Breadcrumb #280

SARA MARTIN

I think a lot about the dog Winn-Dixie and when he gets peanut butter stuck to the top of his mouth. When the blind lady feeds him in the back of her junk yard, with lemonade, the kind of one she squeezes into a pitcher, and makes sure to tell everyone she did it herself. I think about milk, too, what it takes to be as smooth and thick as milk. I think about milk, how a boy in the morning chugs a carton till the edges fold in and their stomachs, fold, over their waistband, that is mostly gray, sometimes green and plaid. I think about doctor’s rooms white lounge chairs, that squeak on paper and tear triangles in it, when you move. I think about weight, how I hover in front of the number so mama won’t see. I think about getting my blood taken, lots of sundays, after eating a banana besides the bottom- how sunday’s blood work feels like being on the doctor’s scale, and closing my eyes until she’s done. I think about sunday mass at 12:15, slouched like vanilla pudding in the pew. Pushing little lego men into my bear-like stomach so my sisters would watch them pop up in the air, like bungee cords. I think about when mama got mad at me for making a ruckus in church, and I laughed mostly then, because we weren’t supposed to.

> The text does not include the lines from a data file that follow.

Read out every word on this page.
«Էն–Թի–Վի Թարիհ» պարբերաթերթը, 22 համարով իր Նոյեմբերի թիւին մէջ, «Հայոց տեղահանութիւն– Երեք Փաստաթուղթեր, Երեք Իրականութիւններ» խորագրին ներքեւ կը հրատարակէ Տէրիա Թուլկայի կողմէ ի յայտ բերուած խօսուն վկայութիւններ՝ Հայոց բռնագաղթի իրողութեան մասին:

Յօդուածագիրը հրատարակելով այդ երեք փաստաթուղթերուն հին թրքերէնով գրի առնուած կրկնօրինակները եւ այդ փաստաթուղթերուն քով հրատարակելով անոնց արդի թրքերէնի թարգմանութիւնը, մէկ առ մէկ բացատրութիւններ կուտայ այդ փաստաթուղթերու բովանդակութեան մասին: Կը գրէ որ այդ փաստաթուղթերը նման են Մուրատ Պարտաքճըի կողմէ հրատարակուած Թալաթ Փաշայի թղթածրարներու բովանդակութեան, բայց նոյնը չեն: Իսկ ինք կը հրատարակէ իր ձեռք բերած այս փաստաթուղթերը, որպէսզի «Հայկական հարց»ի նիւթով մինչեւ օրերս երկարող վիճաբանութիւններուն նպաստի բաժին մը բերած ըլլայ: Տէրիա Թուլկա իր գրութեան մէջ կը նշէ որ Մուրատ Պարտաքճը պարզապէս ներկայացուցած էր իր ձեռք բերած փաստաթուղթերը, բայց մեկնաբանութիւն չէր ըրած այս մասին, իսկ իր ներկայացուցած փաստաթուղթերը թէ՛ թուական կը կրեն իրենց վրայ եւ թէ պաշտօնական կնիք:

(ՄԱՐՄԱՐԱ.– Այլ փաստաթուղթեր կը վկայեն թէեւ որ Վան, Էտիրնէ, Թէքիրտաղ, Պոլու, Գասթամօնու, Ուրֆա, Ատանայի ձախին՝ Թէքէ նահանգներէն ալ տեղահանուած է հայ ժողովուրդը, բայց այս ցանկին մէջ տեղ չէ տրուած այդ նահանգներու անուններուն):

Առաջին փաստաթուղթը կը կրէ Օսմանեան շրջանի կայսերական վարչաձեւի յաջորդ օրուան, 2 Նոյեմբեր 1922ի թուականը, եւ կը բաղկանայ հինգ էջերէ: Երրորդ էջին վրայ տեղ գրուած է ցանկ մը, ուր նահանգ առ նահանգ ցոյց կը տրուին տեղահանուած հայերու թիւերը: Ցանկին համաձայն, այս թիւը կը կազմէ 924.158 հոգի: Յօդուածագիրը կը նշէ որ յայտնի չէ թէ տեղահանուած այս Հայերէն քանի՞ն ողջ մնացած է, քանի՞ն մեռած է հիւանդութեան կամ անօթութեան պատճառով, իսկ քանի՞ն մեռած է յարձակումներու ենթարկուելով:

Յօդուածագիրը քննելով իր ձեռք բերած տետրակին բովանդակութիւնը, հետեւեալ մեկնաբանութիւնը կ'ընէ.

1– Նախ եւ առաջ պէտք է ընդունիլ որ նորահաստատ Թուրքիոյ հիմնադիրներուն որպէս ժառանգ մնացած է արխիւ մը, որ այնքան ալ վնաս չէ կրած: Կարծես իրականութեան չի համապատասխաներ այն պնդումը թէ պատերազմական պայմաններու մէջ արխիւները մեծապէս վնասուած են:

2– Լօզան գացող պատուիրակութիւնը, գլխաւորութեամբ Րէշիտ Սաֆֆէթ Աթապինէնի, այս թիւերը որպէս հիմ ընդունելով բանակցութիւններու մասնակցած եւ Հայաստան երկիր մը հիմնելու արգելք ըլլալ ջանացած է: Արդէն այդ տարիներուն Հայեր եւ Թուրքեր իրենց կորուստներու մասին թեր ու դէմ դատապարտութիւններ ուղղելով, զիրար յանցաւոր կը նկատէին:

    I think about the boy I love, how he stutters over things that come straight from the ground. The dirt- honey, from a bee’s stinger.  I think about how he’s dumbfounded by hollowed out peach pits if they’re not netted in sugarcane. I think about how he’s dumbfounded by densities- squash, and eggplant, that are heavy and light and medium, and why that is, and why that’s not. I think about what it’s like to have thin blonde hair, like the dog Winn-Dixie, instead of being milk, that bounces lego’s off it’s core, heavy and scared. I think about how the boy I love is dumbfounded by the weight of vegetables, like squash, or a carton. How he dreams of little Winn-Dixie's, that have the sweetest peach pits in the world. Like all us women’s peach pits should.